Quando chegamos a uma aldeia a primeira coisa que temos que fazer é dirigirmo-nos ao chefe da aldeia e depois o tradutor diz o que vamos lá fazer.
No princípio ficam desconfiados mas passado um bocado a sessão de fotos é um sucesso e a pouco e pouco aproximam-se e com confiança tudo acontece.
É quase uma reperage. Eu fico práticamente uns quatro ou cinco dias antes a conviver. Faço depois um pequeno casting. Ás vezes vou bebendo deles histórias e à noite vou escrevendo.
Eu escrevo livros de contos africanos sendo assim mais fácil as coisas fluirem.
Mas faço ficção porque para mim é fascinante levar aqueles filmes para serem projectados nessas aldeias."

Continua a haver muito misticismo?

" Há muito misticismo. Antes de fazerem qualquer coisa eles fazem uma cerimónia de permissão aos espíritos para que possamos realizar isto ou aquilo. "

Nunca se deixa impressionar?

" Eu sou antropólogo e como tal vejo sob um ponto de vista da investigação e não julgo nem quero saber.
Vou bebendo, escrevendo, filmando e anotando. "

E já teve situações ou rituais que não quis publicar?

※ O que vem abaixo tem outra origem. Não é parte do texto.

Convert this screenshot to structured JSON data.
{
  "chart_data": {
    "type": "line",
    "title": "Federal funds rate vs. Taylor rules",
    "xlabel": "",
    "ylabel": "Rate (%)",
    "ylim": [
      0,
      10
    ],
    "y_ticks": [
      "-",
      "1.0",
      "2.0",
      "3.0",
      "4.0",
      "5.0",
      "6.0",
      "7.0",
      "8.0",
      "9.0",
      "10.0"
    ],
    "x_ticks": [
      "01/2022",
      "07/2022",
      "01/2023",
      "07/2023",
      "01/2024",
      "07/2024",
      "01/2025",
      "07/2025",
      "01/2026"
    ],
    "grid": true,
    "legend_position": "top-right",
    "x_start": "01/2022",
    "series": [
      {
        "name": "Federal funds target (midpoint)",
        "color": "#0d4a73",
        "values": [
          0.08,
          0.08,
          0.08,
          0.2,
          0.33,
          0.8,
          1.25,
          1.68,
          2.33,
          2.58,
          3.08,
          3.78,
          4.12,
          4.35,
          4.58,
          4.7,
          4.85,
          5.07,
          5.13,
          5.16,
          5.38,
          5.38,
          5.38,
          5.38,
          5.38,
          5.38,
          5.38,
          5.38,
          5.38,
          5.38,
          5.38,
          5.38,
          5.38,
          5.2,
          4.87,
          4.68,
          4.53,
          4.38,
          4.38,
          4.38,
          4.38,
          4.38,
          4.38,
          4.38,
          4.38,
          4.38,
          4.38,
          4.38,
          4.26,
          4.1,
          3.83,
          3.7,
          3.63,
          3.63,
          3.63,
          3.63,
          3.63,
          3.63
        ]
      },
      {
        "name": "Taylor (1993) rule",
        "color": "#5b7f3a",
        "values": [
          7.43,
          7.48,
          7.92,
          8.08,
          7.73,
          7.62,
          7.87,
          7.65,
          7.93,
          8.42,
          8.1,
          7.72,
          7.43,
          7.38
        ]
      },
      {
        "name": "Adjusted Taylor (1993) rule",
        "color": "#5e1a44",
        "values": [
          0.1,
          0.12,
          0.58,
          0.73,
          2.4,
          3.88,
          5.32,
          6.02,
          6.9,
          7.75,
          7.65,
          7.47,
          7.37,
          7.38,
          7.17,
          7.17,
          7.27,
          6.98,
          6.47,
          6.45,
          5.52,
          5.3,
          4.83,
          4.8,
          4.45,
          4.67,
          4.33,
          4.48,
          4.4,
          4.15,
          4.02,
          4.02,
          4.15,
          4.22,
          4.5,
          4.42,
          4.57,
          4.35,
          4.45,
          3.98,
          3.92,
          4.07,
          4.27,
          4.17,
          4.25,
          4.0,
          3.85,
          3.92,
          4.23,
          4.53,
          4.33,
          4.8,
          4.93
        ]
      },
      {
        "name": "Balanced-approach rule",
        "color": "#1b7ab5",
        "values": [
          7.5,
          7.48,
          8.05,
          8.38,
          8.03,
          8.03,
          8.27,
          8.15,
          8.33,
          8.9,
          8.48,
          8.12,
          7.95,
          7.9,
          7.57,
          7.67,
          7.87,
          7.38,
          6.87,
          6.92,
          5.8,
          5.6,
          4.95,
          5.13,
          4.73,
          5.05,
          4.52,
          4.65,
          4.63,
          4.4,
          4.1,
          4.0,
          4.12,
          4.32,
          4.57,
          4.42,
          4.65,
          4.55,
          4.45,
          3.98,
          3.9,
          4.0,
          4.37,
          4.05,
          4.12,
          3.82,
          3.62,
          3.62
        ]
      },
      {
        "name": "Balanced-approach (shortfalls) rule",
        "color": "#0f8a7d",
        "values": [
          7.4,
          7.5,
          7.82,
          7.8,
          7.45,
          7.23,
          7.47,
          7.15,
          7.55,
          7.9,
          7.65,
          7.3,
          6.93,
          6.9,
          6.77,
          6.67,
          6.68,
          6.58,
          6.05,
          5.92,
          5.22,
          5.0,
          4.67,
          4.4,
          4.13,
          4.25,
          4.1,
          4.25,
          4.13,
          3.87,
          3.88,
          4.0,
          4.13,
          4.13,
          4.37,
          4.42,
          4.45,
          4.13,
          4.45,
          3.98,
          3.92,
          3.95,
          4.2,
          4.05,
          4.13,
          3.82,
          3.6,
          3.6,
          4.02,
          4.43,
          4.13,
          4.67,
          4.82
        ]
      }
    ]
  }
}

" Sim. Ritos de iniciação femininos. Tive esse privilégio mas nunca quis mostrar a ninguém. Aquilo é algo privado das mulheres.
Eles preparam toda a mulher para ser esposa, para saber tratar do marido.
Tudo aquilo tem vários processos e em cada zona há uma prática.
Que está no segredo dos deuses como eu costumo dizer.
É uma falta de respeito da minha parte.... eles abriram as portas da sua aldeia e confiaram em mim.... e acho que não é digno de mim ir lá fora comentar essas práticas. Só serve para a minha consulta e investigação.
Mas fiz um filme sobre casamentos prematuros que ainda hoje é levado para debates sobre o tema em vários sítios."

O Júlio é um " faz tudo".

" Depois das filmagens, escolho uma banda sonora, edito o som e a imagem, montando o filme até estar pronto.
E faço o meu cinema. Que tem a ver com meu povo.
Faço cinema do povo para o povo falados na língua do povo."